11. It is an unrebutted position on the Labour Court record that the petitioner workman had worked with respondent No. 2 corporation from May 1985 to April 1986, i.e., for less than a year. Also as on date, his services stand terminated for more than 20 years. Thus for all effects and purposes, the petitioner, having failed to contribute to the respondent in any material way, it is not found to be a fit case where the relief of reinstatement with back wages ought to be granted. Instead, the interests of justice would be met, if the petitioner is paid a lump sum compensation in lieu of reinstatement and back wages. Reliance may be placed on the judgment rendered by the Supreme Court in the case of Rattan Singh v. Union of India and Anr. reported as , wherein termination of services of the workman was made without complying with the provisions of Section 25F of the Industrial Disputes Act, and the Court ordered payment of compensation in lieu of reinstatement and back wages. In this regard, the Supreme Court observed as follows:
3. We find merit in the said submission of Shri Ashri. From the date mentioned in the judgment of the first appellate court dated 22-1-1985, it appears that the appellant had continuously worked for more than 240 days in a year. Since he was a workman, he was entitled to the protection of Section 25F of the Act and the said protection could not be denied to him on the ground that he was a daily-rated worker. It is not the case of the respondents that the provisions of Section 25F of the Act were complied with while terminating the services of the appellant. In these circumstances, the termination of services of the appellant cannot be upheld and has to be set aside. The services of the appellant were terminated in the year 1976. Nearly 20 years have elapsed since then. In these circumstances, we are not inclined to direct reinstatement of the appellant. But having regard to the facts and circumstances of the case, we direct that a consolidated sum of Rs. 25,000 be paid to the appellant in lieu of compensation for back wages as well as reinstatement.

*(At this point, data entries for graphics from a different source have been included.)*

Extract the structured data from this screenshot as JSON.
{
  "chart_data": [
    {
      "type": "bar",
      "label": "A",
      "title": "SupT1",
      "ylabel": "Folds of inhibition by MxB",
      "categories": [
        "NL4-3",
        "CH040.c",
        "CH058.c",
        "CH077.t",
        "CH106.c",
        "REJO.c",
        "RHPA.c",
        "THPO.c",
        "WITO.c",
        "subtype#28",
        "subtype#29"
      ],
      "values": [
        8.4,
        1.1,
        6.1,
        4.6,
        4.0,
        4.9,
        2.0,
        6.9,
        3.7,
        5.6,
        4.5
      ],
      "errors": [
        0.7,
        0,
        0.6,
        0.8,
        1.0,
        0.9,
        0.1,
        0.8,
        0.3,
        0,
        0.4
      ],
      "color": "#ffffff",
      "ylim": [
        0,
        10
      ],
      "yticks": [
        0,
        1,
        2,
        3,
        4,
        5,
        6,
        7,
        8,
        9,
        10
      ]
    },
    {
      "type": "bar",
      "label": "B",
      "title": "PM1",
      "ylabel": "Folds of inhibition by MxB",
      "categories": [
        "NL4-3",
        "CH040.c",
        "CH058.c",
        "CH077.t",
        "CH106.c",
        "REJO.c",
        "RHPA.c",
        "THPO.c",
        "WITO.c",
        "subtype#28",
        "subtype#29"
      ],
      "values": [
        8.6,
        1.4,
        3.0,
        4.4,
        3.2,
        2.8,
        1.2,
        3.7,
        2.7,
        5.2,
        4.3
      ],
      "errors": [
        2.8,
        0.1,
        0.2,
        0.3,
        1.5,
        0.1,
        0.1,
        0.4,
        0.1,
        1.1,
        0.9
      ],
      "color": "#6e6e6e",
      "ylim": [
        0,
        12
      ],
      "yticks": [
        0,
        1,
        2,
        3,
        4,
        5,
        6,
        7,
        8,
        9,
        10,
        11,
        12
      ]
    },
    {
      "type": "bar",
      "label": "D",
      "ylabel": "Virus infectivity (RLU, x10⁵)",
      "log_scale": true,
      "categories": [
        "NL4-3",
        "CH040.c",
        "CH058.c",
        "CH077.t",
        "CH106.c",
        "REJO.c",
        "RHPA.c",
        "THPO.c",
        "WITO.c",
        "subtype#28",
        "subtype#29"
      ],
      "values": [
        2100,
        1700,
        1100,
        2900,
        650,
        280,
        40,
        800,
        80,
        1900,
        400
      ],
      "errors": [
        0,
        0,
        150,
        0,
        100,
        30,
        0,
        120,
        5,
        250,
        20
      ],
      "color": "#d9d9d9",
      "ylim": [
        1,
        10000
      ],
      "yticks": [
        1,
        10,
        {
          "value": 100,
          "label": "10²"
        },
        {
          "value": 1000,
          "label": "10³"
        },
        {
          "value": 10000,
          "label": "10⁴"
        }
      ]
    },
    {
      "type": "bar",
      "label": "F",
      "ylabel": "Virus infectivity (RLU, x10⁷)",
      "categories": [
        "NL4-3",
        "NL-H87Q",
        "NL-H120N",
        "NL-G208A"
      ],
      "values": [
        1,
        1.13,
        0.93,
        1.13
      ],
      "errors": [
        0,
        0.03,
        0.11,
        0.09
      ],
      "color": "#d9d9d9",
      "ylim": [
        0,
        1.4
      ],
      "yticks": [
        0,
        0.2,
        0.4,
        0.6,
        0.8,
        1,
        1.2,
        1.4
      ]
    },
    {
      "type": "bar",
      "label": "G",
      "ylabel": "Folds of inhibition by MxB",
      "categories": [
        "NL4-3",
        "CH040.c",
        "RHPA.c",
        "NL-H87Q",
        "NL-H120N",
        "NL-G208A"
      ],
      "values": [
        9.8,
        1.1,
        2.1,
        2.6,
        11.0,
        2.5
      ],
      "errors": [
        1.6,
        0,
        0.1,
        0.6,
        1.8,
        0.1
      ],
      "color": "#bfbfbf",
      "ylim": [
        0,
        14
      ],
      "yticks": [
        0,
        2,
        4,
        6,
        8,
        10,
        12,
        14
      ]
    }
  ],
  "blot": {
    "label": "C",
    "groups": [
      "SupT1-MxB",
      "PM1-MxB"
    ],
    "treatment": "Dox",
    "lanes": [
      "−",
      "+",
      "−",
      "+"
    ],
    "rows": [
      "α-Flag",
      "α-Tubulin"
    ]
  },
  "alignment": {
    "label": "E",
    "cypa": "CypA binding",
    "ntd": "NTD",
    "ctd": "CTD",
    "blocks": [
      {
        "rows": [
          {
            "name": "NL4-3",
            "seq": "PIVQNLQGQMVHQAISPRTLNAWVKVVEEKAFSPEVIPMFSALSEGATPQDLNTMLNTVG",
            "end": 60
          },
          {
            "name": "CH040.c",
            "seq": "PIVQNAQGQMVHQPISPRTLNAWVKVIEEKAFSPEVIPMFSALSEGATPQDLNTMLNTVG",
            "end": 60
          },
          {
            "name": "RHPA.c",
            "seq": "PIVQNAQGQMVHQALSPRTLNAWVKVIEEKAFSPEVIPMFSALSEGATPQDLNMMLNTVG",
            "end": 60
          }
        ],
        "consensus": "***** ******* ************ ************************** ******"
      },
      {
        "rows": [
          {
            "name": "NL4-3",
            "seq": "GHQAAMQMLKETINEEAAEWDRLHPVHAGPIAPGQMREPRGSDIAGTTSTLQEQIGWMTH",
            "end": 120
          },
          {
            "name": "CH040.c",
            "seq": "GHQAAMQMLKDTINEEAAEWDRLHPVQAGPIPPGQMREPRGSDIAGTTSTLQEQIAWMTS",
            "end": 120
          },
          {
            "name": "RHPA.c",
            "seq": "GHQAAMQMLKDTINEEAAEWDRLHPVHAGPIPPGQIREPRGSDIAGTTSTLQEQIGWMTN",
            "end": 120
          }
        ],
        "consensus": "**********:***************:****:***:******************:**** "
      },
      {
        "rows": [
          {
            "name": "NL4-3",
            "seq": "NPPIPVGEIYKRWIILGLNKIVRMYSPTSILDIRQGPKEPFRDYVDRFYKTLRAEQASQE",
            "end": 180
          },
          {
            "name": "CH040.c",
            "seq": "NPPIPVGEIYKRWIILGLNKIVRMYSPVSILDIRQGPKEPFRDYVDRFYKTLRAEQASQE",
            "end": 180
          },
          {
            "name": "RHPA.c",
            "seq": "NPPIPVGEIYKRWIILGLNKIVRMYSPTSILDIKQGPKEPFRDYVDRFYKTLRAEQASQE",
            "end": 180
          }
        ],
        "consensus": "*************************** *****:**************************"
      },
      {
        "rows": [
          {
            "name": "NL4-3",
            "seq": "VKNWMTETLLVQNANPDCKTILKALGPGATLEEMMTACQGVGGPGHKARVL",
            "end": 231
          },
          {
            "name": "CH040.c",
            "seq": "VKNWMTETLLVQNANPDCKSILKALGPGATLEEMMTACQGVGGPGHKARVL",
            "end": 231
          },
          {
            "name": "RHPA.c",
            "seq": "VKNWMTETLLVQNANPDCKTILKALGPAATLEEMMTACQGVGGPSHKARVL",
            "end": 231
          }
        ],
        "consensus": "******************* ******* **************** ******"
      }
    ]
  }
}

In this case support is also drawn from the judgment of the Supreme Court passed in Gujarat State Road transport Corporation and Anr. v. Mulu Amra reported as 1995 Supp (4) 548 and the judgment rendered by a Division Bench of this Court in Murari Lal Sharma v. Nehru Yuva Kendra Sangathan . In both these cases, it was not considered appropriate to direct reinstatement with back wages after long period of 20 years and 13 years respectively, had passed from the date of termination from service.
12. In view of the facts and circumstances of the present case and the position of law as discussed above, the respondent No. 2 is hereby directed to pay to the petitioner, a lump sum amount of Rs. 70,000/- (Rs. Seventy Thousand only) as compensation in lieu of reinstatement and back wages, in full and final settlement of the claims of the petitioner workman, within a period of four weeks from today.
13. With these observations, the writ petition stands disposed of in above said terms, leaving the parties to bear their own costs.